Jeff Lynne, for example, was so taken by the late-period orchestrations of the Fab Four that he based his nascent prog rock band, the Electric Light Orchestra, off of their sound. The Gallagher brothers shoehorned Beatles references into their lyrics and videos anywhere they could, with ‘I Am the Walrus’ currently being the last song Noel and Liam ever played together. Songwriter partnerships, from Jagger/Richards in The Rolling Stones to Chilton/Bell in Big Star, looked to emulate the magic produced from those singular Lennon/McCartney tracks.
The trick with Beatles fandom is that it’s becoming harder and harder to find something relatively obscure to swipe. Considering how the band is the most famous group of all time, there are practically no unknown corners left to explore, no stones left unturned, and no second of the band’s existence that hasn’t been meticulously tracked and catalogued. If Ringo Starr ate a can of beans in Rishikesh, chances are someone can tell you the exact day he did it (somewhere between February 20 and March 1, likely every one of those days considering it was the only thing Starr was comfortable eating at the ashram. See? Ludicrously catalogued).
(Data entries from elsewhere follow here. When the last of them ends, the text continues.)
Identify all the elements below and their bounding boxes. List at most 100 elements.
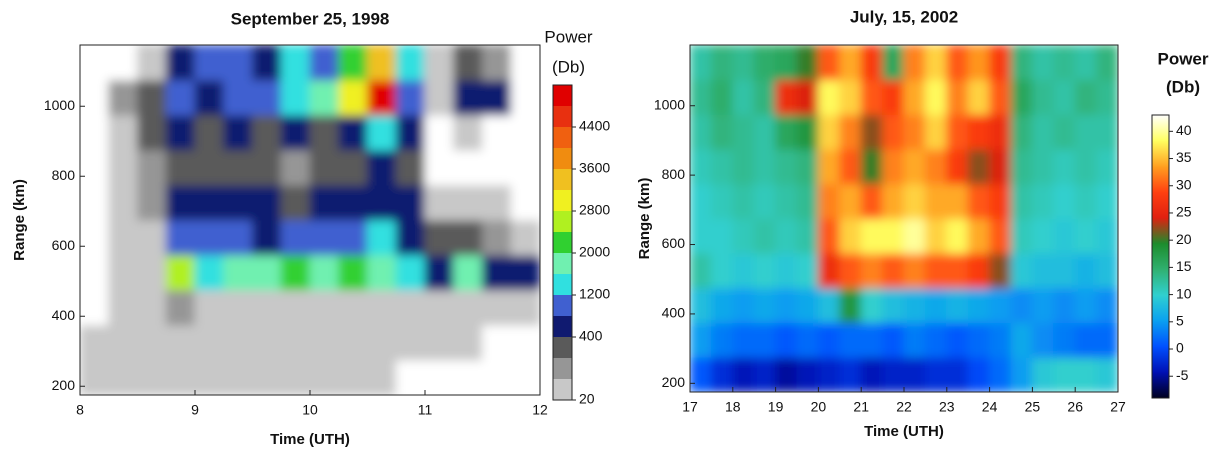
heatmap-cell	[137, 219, 167, 256]
heatmap-cell	[252, 289, 282, 326]
heatmap-cell	[1031, 218, 1055, 254]
heatmap-cell	[710, 79, 734, 115]
heatmap-cell	[1053, 183, 1076, 219]
x-tick-label: 9	[191, 402, 199, 418]
heatmap-cell	[482, 45, 512, 81]
heatmap-cell	[796, 218, 819, 254]
heatmap-cell	[839, 322, 862, 358]
heatmap-cell	[252, 45, 282, 81]
heatmap-cell	[367, 219, 397, 256]
colorbar-tick-label: 20	[1176, 231, 1192, 247]
heatmap-cell	[796, 356, 819, 392]
x-tick-label: 21	[853, 399, 869, 415]
heatmap-cell	[690, 79, 712, 115]
heatmap-cell	[309, 114, 340, 151]
heatmap-cell	[223, 149, 253, 186]
heatmap-cell	[424, 45, 455, 81]
heatmap-cell	[967, 79, 991, 115]
colorbar-band	[1152, 346, 1169, 373]
y-axis-label: Range (km)	[11, 179, 28, 261]
heatmap-cell	[1053, 148, 1076, 185]
heatmap-cell	[817, 252, 841, 289]
heatmap-cells	[80, 45, 540, 395]
heatmap	[690, 45, 1118, 392]
heatmap-cell	[753, 148, 777, 185]
heatmap-cell	[108, 219, 138, 256]
heatmap-cell	[924, 79, 948, 115]
heatmap-cell	[1053, 252, 1076, 289]
heatmap-cell	[753, 252, 777, 289]
heatmap-cell	[946, 148, 969, 185]
heatmap-cell	[482, 79, 512, 116]
colorbar-band	[553, 316, 572, 337]
heatmap-cell	[367, 45, 397, 81]
heatmap-cell	[732, 148, 755, 185]
heatmap-cell	[194, 324, 225, 361]
heatmap-cell	[338, 45, 368, 81]
heatmap-cell	[1096, 218, 1118, 254]
heatmap-cell	[510, 324, 540, 361]
heatmap-cell	[338, 149, 368, 186]
heatmap-cell	[903, 183, 926, 219]
y-axis-label: Range (km)	[636, 178, 653, 260]
heatmap-cell	[395, 114, 426, 151]
heatmap-cell	[690, 45, 712, 81]
heatmap-cells	[690, 45, 1118, 392]
heatmap-cell	[252, 114, 282, 151]
heatmap-cell	[80, 219, 110, 256]
heatmap-cell	[775, 356, 798, 392]
y-tick-label: 1000	[44, 97, 75, 113]
heatmap-cell	[817, 287, 841, 324]
heatmap-cell	[924, 356, 948, 392]
heatmap-cell	[510, 149, 540, 186]
heatmap-cell	[367, 359, 397, 395]
heatmap-cell	[338, 114, 368, 151]
colorbar-tick-label: 10	[1176, 285, 1192, 301]
heatmap-cell	[989, 113, 1012, 150]
colorbar-title: (Db)	[552, 57, 585, 76]
y-tick-label: 800	[662, 166, 686, 182]
heatmap-cell	[732, 79, 755, 115]
heatmap-cell	[252, 184, 282, 221]
heatmap-cell	[967, 252, 991, 289]
colorbar-tick-label: 15	[1176, 258, 1192, 274]
heatmap-cell	[309, 359, 340, 395]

It’s perhaps bizarre, then, that one of the most successful indie rock bands of the 21st century has been flaunting a Beatles reference right under our noses for over two decades. In terms of “obscurity”, it’s hard to get more unsung than the Magical Mystery Tour film. Especially in America, the hour-long made for television film never saw much in the way of widespread distribution or cultural impact. Poorly received in the UK and nearly impossible to view in the States while the band was a present tense entity, the Magical Mystery Tour film still rarely finds reference (or reverence) beyond the most dedicated of Beatles fanatics.
One of those fanatics was Ben Gibbard, a young upstart musician from the Seattle area who was looking for a new moniker to release his more refined solo music under after creating the lo-fi project All-Time Quarterback. Hanging out with producer friend Chris Walla, who would eventually join the band as a guitarist and keyboardist, Gibbard found a bootleg version of the film and became obsessed.
“Ben was in a Magical Mystery Tour all-the-time kind of phase,” Walla recalled. “He made a grand proclamation from the couch at one point that if he ever had another band, he was going to call it Death Cab For Cutie.”
The name in question might have been in a Beatles film, but the reference didn’t actually have to do with the Fab Four. Instead, avant-garde pop tricksters The Bonzo Dog Doo-Dah Band, who had ties to Monty Python and were friends with The Beatles, performed a parody of ’50s teenage car crash songs called ‘Death Cab for Cutie’ during a scene where the tour’s male patrons visited a strip club.
The name was originally meant to obscure the fact that it was initially just Gibbard performing, akin to Dave Grohl choosing to release his solo recordings in the wake of Kurt Cobain’s death under the name ‘Foo Fighters’. However, as the band ascended to greater popularity, Gibbard came to somewhat regret the name.
“The name was never supposed to be something that someone was going to reference 15 years on,” Gibbard replied. “So yeah, I would absolutely go back and give it a more obvious name. But thank God for Wikipedia. At least now, people don’t have to ask me where the fucking name came from every interview.”